HER IMMORTALITY.

The dialogues are on similar themes, and of exactly similar quality. I have read one (being probably the only living man who has done so), between Palamedes and Cleopatra, entitled, "An amorous dispute respecting a fainting fit caused by love." It is truly wonderful to consider, that human beings, with minds similarly constituted to our own, did read these writings with admiration and delight! And when one looks on the long, long road that human intellect must have travelled over, since that was possible, one cannot but reflect on the probability, that a yet more extended career must lie before it.

These are the means by which the beautiful Isabella Andreini sought to "avoid death," as she phrases it in one of her prefaces, and to live in the memory of mankind; means which have been successful, so far as to insure the registering of her name in the folio pages of those gatherers of literary crumbs, who have been more abundant in Italy than in any other country.

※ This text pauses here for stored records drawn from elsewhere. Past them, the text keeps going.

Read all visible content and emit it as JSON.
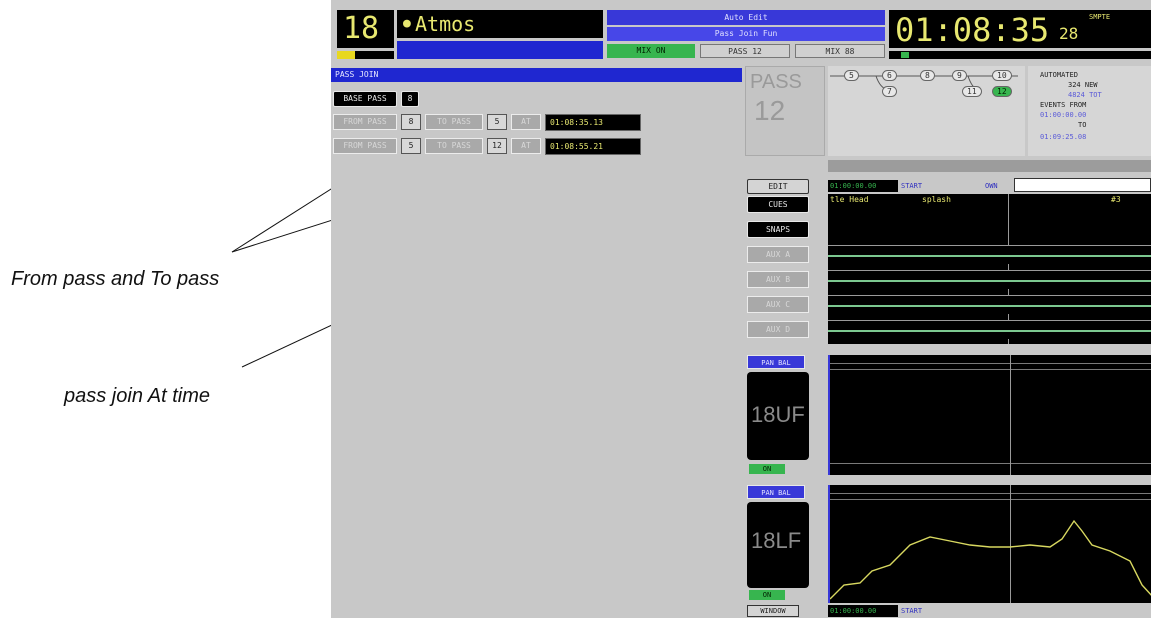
{
  "header": {
    "channel_number": "18",
    "channel_name": "Atmos",
    "mode_top": "Auto Edit",
    "mode_sub": "Pass Join Fun",
    "status_mix_on": "MIX ON",
    "status_pass": "PASS 12",
    "status_mix_off": "MIX 88",
    "timecode": "01:08:35",
    "timecode_frames": "28",
    "timecode_tag": "SMPTE"
  },
  "pass_join": {
    "title": "PASS JOIN",
    "base_pass_label": "BASE PASS",
    "base_pass_value": "8",
    "row1": {
      "from_label": "FROM PASS",
      "from_value": "8",
      "to_label": "TO PASS",
      "to_value": "5",
      "at_label": "AT",
      "at_time": "01:08:35.13"
    },
    "row2": {
      "from_label": "FROM PASS",
      "from_value": "5",
      "to_label": "TO PASS",
      "to_value": "12",
      "at_label": "AT",
      "at_time": "01:08:55.21"
    }
  },
  "pass_panel": {
    "label": "PASS",
    "number": "12",
    "tree": [
      "5",
      "6",
      "7",
      "8",
      "9",
      "10",
      "11",
      "12"
    ],
    "automated_label": "AUTOMATED",
    "new_count": "324 NEW",
    "total_count": "4824 TOT",
    "events_from_label": "EVENTS FROM",
    "events_from_time": "01:00:00.00",
    "to_label": "TO",
    "events_to_time": "01:09:25.08"
  },
  "timeline": {
    "edit_button": "EDIT",
    "start_time": "01:00:00.00",
    "start_label": "START",
    "own_label": "OWN",
    "cue_text_1": "tle Head",
    "cue_text_2": "splash",
    "cue_text_3": "#3",
    "side_buttons": [
      "CUES",
      "SNAPS",
      "AUX A",
      "AUX B",
      "AUX C",
      "AUX D"
    ]
  },
  "graph_panels": [
    {
      "header": "PAN BAL",
      "channel": "18UF",
      "status": "ON"
    },
    {
      "header": "PAN BAL",
      "channel": "18LF",
      "status": "ON"
    }
  ],
  "footer": {
    "window_button": "WINDOW",
    "start_time": "01:00:00.00",
    "start_label": "START"
  },
  "annotations": {
    "from_to": "From pass and To pass",
    "at_time": "pass join At time"
  }
}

But it is evident that in the day when she was really famous, her fame was that of a great actress. Of all the modes by which one mind may influence its fellows and obtain their admiration, it has been said that that of the histrionic artist is, from its nature, necessarily the most evanescent and perishable. The poet's song, the sculptor's statue, the architect's building, the historian's history, the painter's picture, remain to us, and their authors "being dead, yet speak" to after generations. But the actor, whose immediate power over his public is more intense, perhaps, than that of any of these! His triumphs, however much involving the necessity of intellectual power, having been achieved by means of a perishable machine, are condemned to be equally mortal. The only manner in which some memory of his power, and some conception of its working may be retained in the minds of men, is by attaching his name to that of the characters he has represented. It is thus that the great names of our own dramatic annals have still a real meaning and significance.

But Isabella Andreini has left us no such memorial. Of all the very numerous contemporaries who speak in rapture of her performances, not one has recorded a single hint as to the characters in which she enchanted them. The omission seems a most singular one, and can be accounted for on no other supposition, than that the written words which the actress was to speak were considered a comparatively insignificant part of her performance: and the nature of the praises lavished on her acting seem to point to the same conclusion. We hear much of voice, action, grace, and charm of elocution, but nothing of those higher matters of histrionic art which raise it to the level of an intellectual profession. Nothing is said of the effect produced on the minds of the audience, nothing of conception and interpretation of character, nothing of empire over the sources of smiles and tears.

And these facts seem to furnish an explanation of the difficulty of accounting for a great dramatic reputation, at a time when dramatic literature was such as has been described.

TASSO'S AMINTA.

There was indeed one form of dramatic composition, not properly to be classed with either tragedy or comedy, that has not been mentioned. These were the pastoral pieces, "favole boschereccie," poems rather than dramas, of which Tasso's "Aminta" is the great example, and to which Isabella's own "Mirtilla" also belonged. From the circumstance of her having herself written in that style, and more still from the high place which the "Aminta" occupied in the public favour, it may be deemed almost certain that the leading actress of the day must have appeared in the part of Silvia. The superiority of this charming little gem of Tasso's to the generality of the contemporary dramatic writings is very marked. But its charms, its idyllic elegance, its Theophrastic echoes, its melodious verse, are not dramatic charms. And though we may fancy a beautiful woman, mistress of graceful elocution, and skilled in drawing all its music from polished Italian verse, uttering Silvia's disclaimer,

"Pianto d'amor non già, ma di pietade,"

with infinite charm of expression, still, any pleasure to be derived from the stage presentation of such a poem as the "Aminta," and any histrionic excellences to be manifested by the exponents of it, must be deemed to be of a very inferior rank indeed, to aught that modern times have learned to expect from those whom the world now considers great actors. And on the whole, this record of a great Italian actress contemporary with Shakspeare, must be considered to indicate that even if the great master's works be left out of the question as exceptional, drama stood higher, and was more appreciated in the great sixteenth century among the "toto divisos orbe Britannos," than in Italy, the metropolis of literary culture.